The focus was on just me and him. This was the day he would verbally commit to The University of North Carolina at Chapel Hill. You can tell by the sky blue ‘NC’ emblem on his sports hat surrounded by a navy color that matched my turtleneck. It was still winter. My shoulders are surrounded by my cascading wavy hair that reaches down to my waist where you can see his arm is wrapped around me and holding my stomach. He has to lean in, and I have to lean back; my right arm outstretched across my lap to allow room for a little one who’s not present and whose presence we would never know. I’m glowing; you can see it in my smile. He’s proud, and his grin is that of which he accepts his responsibility and is ready to serve a greater purpose than that of his own. The blurred family behind us carry on with their delighted conversation unaware of the inevitable emotional rollercoaster that we would eventually experience, although they could never understand.
…And Never Did.
This was one of the early days in May when I took him to Mt.
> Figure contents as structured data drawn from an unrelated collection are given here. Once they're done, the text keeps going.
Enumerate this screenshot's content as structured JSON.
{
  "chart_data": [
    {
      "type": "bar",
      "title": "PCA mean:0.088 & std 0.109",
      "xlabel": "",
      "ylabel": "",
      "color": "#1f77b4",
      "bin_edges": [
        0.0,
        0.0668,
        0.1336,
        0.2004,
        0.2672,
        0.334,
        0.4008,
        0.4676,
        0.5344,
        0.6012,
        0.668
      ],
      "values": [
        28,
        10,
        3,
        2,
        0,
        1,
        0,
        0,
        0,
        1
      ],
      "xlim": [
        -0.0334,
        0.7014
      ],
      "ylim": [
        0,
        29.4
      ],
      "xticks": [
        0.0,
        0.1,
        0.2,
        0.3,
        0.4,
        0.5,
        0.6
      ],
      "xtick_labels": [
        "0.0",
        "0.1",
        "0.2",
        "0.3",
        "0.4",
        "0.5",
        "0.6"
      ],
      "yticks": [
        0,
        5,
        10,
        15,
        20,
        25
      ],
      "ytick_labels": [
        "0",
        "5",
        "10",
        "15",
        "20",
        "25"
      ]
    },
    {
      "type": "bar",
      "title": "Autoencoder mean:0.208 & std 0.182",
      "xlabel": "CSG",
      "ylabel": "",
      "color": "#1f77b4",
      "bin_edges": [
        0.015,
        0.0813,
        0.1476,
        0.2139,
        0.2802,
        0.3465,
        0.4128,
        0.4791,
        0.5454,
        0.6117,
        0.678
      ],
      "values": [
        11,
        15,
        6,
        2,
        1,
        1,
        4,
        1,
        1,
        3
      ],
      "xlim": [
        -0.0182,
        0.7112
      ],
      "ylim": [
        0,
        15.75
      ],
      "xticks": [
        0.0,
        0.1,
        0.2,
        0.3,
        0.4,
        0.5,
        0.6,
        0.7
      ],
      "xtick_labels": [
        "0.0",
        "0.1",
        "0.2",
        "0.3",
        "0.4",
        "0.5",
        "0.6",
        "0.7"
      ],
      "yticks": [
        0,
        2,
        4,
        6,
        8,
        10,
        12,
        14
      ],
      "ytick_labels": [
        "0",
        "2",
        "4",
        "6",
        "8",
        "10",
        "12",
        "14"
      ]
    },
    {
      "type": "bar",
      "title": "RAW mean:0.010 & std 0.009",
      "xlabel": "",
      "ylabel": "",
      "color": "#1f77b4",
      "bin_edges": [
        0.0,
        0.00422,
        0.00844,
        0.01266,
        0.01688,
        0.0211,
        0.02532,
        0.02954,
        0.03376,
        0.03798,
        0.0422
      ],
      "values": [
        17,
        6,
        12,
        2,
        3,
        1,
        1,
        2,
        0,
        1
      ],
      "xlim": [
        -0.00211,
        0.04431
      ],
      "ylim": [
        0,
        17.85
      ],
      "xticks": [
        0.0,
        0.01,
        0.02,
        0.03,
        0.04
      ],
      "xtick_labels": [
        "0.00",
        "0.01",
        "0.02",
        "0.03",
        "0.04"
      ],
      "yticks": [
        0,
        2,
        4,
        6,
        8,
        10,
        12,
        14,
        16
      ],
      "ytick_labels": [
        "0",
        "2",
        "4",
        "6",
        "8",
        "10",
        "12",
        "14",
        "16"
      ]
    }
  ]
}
Trashmore to get out of the house. The sun shines brightly on him; he is focused on the swing. It always squeaked. He was only three here, and he was looking more and more like his daddy, except he has my eyes. You can’t tell from the picture because he isn’t looking at the camera, but they’re there. He’s wearing the Iron Man outfit his cousin grew out of and those dinosaur shoes he just had to have but is growing out of quickly. Behind him, you can see a grassy hill full of children running up and down, fathers helping fly kites for their kids, a group of teenagers probably up to no good, a family having a picnic, and some bad little boy trying to chase the ducks by the pond. They are all oblivious to my little boy, but he is the only one that holds my attention.